In June, the GreenBiz Circularity conference came to Seattle. With the conference site about 15 miles from me, I had to go. The last day included an in-depth session called “Recovering Critical Minerals from E-Waste and the Untapped Urban Mine.” The speakers represented companies that are household names—Google, Intel, Best Buy—plus some that are less well-known, like ERI and the International Council on Mining and Metals.
What are Critical Minerals?
Critical minerals are metals with limited global supply and for which there are no easy substitutes. Countries maintain lists of dozens of critical minerals. The most recent report from the International Energy Agency (IEA) highlights skyrocketing demand for lithium, copper, nickel, and cobalt as part of the transition to clean energy. There is also a need for rare earth elements to make magnets for everything from handheld computers (also known as smartphones) to electric vehicle (EV) motors and giant wind turbines.

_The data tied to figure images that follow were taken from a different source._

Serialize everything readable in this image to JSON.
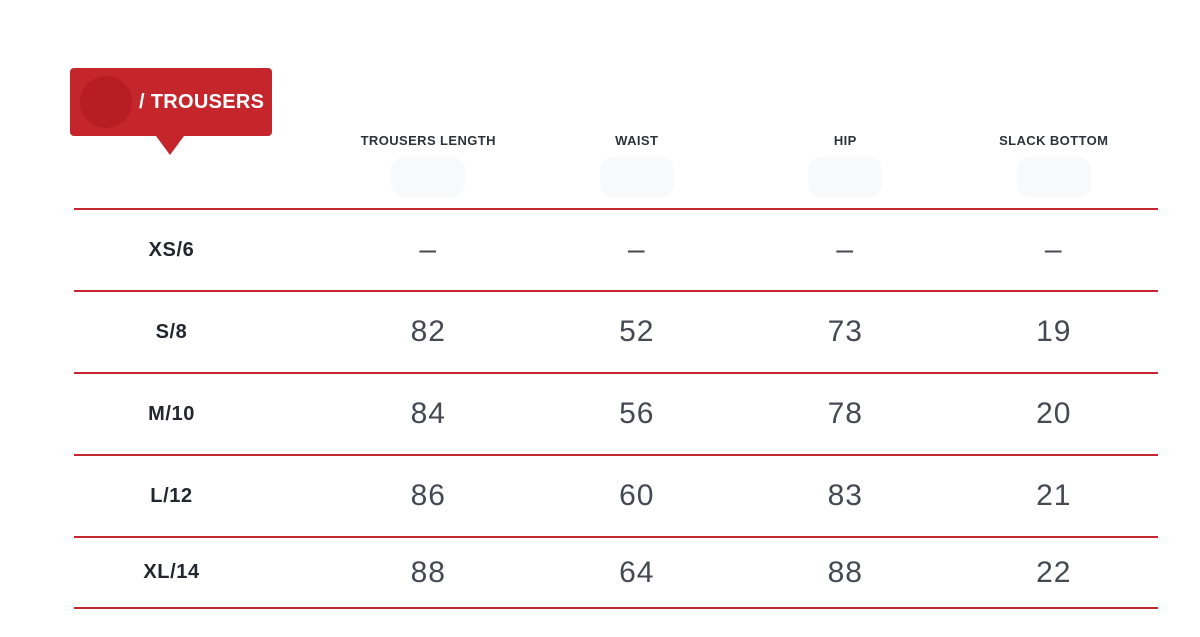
{
  "badge": {
    "label": "/ TROUSERS",
    "bg_color": "#c5262c",
    "circle_color": "#b81d24"
  },
  "table": {
    "line_color": "#c4272e",
    "columns": [
      "TROUSERS LENGTH",
      "WAIST",
      "HIP",
      "SLACK BOTTOM"
    ],
    "rows": [
      {
        "size": "XS/6",
        "values": [
          "–",
          "–",
          "–",
          "–"
        ]
      },
      {
        "size": "S/8",
        "values": [
          "82",
          "52",
          "73",
          "19"
        ]
      },
      {
        "size": "M/10",
        "values": [
          "84",
          "56",
          "78",
          "20"
        ]
      },
      {
        "size": "L/12",
        "values": [
          "86",
          "60",
          "83",
          "21"
        ]
      },
      {
        "size": "XL/14",
        "values": [
          "88",
          "64",
          "88",
          "22"
        ]
      }
    ]
  },
  "chart_data": {
    "type": "table",
    "title": "/ TROUSERS",
    "categories": [
      "XS/6",
      "S/8",
      "M/10",
      "L/12",
      "XL/14"
    ],
    "series": [
      {
        "name": "TROUSERS LENGTH",
        "values": [
          null,
          82,
          84,
          86,
          88
        ]
      },
      {
        "name": "WAIST",
        "values": [
          null,
          52,
          56,
          60,
          64
        ]
      },
      {
        "name": "HIP",
        "values": [
          null,
          73,
          78,
          83,
          88
        ]
      },
      {
        "name": "SLACK BOTTOM",
        "values": [
          null,
          19,
          20,
          21,
          22
        ]
      }
    ]
  }
}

The risk of depleting known reserves of the ores needed to mine some of these metals is a serious problem. Since it takes over a decade to develop a new mine, this is not a supply we can quickly ramp up as needed. As the IEA report states, “Today’s supply and investment plans are geared to a world of more gradual, insufficient action on climate change.” Presenter Mike Werner, Head of Circular Economy at Google, gave some data using copper as an example. He said that total copper mining to date is about 700 million metric tons (tonnes). Projections of future demand suggest that we will need to mine billions of tonnes in the next 20 years.
What can we do about this problem? For one thing, keep everything in perspective. A pending mineral shortage does not mean we should abandon plans to electrify transportation and create electricity without fossil fuels. But we must be realistic about the transition and what it will require.

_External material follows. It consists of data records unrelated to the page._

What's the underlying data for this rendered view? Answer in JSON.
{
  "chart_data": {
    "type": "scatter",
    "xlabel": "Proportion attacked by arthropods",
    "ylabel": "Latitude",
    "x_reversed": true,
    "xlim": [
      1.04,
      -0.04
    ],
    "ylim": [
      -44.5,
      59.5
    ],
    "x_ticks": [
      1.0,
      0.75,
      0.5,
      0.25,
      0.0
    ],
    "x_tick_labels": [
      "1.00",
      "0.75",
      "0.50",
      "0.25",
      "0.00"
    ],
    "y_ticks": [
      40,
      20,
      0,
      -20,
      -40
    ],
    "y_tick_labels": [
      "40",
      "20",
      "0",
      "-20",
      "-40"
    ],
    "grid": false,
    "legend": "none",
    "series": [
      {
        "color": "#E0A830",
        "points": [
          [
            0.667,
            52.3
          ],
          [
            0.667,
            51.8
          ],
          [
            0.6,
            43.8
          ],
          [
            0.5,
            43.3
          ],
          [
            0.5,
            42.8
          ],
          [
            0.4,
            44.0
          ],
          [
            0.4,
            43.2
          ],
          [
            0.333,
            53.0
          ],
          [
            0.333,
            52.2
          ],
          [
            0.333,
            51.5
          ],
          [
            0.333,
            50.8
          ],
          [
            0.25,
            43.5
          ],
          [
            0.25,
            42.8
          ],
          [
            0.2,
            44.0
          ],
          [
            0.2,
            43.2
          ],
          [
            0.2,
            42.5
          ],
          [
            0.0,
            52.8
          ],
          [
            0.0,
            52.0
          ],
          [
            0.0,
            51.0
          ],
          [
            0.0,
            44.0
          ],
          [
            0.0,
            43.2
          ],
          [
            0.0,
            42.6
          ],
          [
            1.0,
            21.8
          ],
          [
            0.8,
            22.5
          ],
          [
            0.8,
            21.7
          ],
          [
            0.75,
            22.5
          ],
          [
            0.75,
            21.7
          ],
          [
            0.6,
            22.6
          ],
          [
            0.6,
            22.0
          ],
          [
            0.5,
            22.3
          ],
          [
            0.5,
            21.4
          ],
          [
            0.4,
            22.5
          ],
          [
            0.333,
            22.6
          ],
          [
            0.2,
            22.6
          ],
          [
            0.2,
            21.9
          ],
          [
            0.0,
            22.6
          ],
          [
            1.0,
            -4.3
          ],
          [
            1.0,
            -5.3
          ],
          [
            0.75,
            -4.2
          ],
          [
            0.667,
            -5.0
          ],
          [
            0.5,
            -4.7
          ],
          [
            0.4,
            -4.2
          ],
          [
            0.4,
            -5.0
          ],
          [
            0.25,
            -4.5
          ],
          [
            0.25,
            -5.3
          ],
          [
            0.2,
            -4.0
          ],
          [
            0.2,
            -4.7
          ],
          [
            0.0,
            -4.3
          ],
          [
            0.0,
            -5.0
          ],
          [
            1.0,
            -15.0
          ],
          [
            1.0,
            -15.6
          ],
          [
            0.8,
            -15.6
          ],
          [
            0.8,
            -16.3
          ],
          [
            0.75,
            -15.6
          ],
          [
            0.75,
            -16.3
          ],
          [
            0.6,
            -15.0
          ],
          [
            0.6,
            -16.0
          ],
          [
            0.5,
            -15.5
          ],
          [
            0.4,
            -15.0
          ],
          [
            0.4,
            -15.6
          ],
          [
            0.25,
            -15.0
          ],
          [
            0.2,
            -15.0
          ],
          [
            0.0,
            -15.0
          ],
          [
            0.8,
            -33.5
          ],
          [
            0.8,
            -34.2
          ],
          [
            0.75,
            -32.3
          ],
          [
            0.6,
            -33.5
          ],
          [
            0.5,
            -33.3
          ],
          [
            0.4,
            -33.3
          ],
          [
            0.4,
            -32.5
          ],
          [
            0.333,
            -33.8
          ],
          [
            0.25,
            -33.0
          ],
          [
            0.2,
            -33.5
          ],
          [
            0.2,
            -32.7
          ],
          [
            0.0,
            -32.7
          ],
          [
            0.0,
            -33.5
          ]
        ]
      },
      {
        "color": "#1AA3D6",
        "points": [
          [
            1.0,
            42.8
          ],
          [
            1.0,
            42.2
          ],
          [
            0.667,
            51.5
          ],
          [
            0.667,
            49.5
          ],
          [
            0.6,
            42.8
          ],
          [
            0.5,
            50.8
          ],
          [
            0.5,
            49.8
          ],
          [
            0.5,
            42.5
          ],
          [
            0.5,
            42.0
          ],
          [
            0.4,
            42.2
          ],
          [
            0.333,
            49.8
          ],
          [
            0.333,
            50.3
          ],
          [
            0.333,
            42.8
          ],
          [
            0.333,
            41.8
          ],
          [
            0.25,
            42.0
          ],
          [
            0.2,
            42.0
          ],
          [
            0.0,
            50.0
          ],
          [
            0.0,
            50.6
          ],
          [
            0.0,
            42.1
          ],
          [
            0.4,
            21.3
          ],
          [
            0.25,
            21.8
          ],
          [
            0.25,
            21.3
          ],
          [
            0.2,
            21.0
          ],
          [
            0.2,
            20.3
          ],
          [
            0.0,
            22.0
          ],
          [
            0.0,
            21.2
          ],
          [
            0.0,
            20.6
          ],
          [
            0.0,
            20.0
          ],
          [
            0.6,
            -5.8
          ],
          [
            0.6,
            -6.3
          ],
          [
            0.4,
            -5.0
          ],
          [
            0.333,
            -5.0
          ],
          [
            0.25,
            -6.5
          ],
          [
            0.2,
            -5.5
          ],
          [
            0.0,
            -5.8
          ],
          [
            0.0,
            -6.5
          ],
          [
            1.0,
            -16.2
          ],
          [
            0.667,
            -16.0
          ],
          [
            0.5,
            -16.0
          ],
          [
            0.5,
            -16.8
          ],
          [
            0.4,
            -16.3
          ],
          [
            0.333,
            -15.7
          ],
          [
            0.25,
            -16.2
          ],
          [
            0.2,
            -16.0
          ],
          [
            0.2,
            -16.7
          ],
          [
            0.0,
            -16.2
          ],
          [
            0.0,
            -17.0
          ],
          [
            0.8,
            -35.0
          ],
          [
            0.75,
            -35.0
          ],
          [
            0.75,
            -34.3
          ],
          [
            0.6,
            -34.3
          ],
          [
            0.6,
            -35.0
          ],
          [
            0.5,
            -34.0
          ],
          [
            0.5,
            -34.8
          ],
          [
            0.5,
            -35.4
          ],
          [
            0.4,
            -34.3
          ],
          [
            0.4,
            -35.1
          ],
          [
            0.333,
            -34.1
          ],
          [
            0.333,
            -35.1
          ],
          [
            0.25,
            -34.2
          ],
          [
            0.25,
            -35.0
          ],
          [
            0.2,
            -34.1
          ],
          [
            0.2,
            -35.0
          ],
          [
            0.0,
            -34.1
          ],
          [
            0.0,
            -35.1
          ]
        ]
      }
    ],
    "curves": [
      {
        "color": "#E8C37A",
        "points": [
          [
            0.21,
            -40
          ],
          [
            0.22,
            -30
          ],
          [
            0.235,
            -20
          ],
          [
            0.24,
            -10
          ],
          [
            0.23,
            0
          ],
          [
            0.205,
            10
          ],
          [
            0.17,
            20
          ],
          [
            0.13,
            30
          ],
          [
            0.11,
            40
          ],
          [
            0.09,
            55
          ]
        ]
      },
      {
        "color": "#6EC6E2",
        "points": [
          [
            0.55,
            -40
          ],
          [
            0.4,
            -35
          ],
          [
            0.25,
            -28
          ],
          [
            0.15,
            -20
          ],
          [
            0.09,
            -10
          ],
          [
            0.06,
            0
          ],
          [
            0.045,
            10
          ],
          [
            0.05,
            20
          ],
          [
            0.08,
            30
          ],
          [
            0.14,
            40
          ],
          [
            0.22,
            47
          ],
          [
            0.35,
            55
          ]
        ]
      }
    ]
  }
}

There are two main ways to increase the supply of critical minerals: conventional mining (digging up and processing ores buried under the earth’s surface) and urban mining (grinding up used electronic devices and extracting the metals inside them). Both are necessary to meet demand in the coming years.
Progress in E-waste Collection and Recycling
Global e-waste recycling rates are dismal, but they are trending upward. Retailer Best Buy has run a takeback program since 2009 that has collected 2.3 billion pounds of consumer electronics. Around half that weight is “other”. That means everything other than phones, tablets, and laptops. It includes TVs, large appliances, and other household items that use electricity.
Recovering critical minerals from products in the “other” category requires much more effort than for phones. Phones are easy. Recyclers remove the battery and then grind up the whole thing. Larger appliances require manual disassembly to reach the circuit boards inside. That is why recyclers often charge a fee for collecting things like monitors and TVs.
Best Buy’s approach is to use takeback as the first step. It makes sense. Once someone is in the store to turn in e-waste, they might buy new products. Those products, of course, will eventually become e-waste. It’s a cycle that is profitable for Best Buy and makes it easier for individuals to turn in their old electronics but doesn’t completely solve the problem.
ERI—Electronic Recyclers International—can vouch for the mountains of e-waste. According to ERI founder John Shegerian, the company processed 18 million pounds of it in May 2023. Processing sometimes involves refurbishing devices or recovering parts. When that isn’t possible, they shred the scrap and send plastics, metals, and glass for further processing. The company tracks the minerals it sends back to smelters.
What Can We Do?
Several panelists at the GreenBiz event mentioned the need for better tracking and transparency. Manufacturers will have a hard time increasing the recycled content in their products if they can’t verify whether metals that claim to be recycled have been. Metals retain their quality regardless of how many times they have been recycled. That’s a good thing but also a challenge for tracking. There is no way to test metals to determine whether they are primary (mined) or secondary (recycled).
One of Intel’s 2030 sustainability goals is to improve the traceability of tantalum, tin, gold, and cobalt through the supply chain. The company currently vets and audits 28% of its incoming metals, so there is ample opportunity for improvement.
What can companies in 3D packaging do? First, understand your starting point. What critical minerals do you use? Have you audited your sources, and can you find recycled content for any of the metals you need? Talk to your suppliers to find out. Depending on where your company fits in the supply chain, you might offer products that help your customers reduce their need for critical minerals.
For many critical minerals, our industry is a minor player. Other industries have much more sway over the supply and processing. In some ways, that is more reason to be proactive. If industries that require larger quantities of copper or other metals take it all, we might be in a tough spot. Still, we can all educate ourselves about the challenges and opportunities.
As the panel wrapped up, Moderator Lauren Phipps challenged the speakers to share in one word what it would take to improve the e-waste system. Their answers: collaboration, education, solutionize.
(In case you were wondering, the word solutionize has two definitions. 1. Heat a metal alloy and form a homogeneous solid solution; 2. Solve a problem that has yet to be defined.)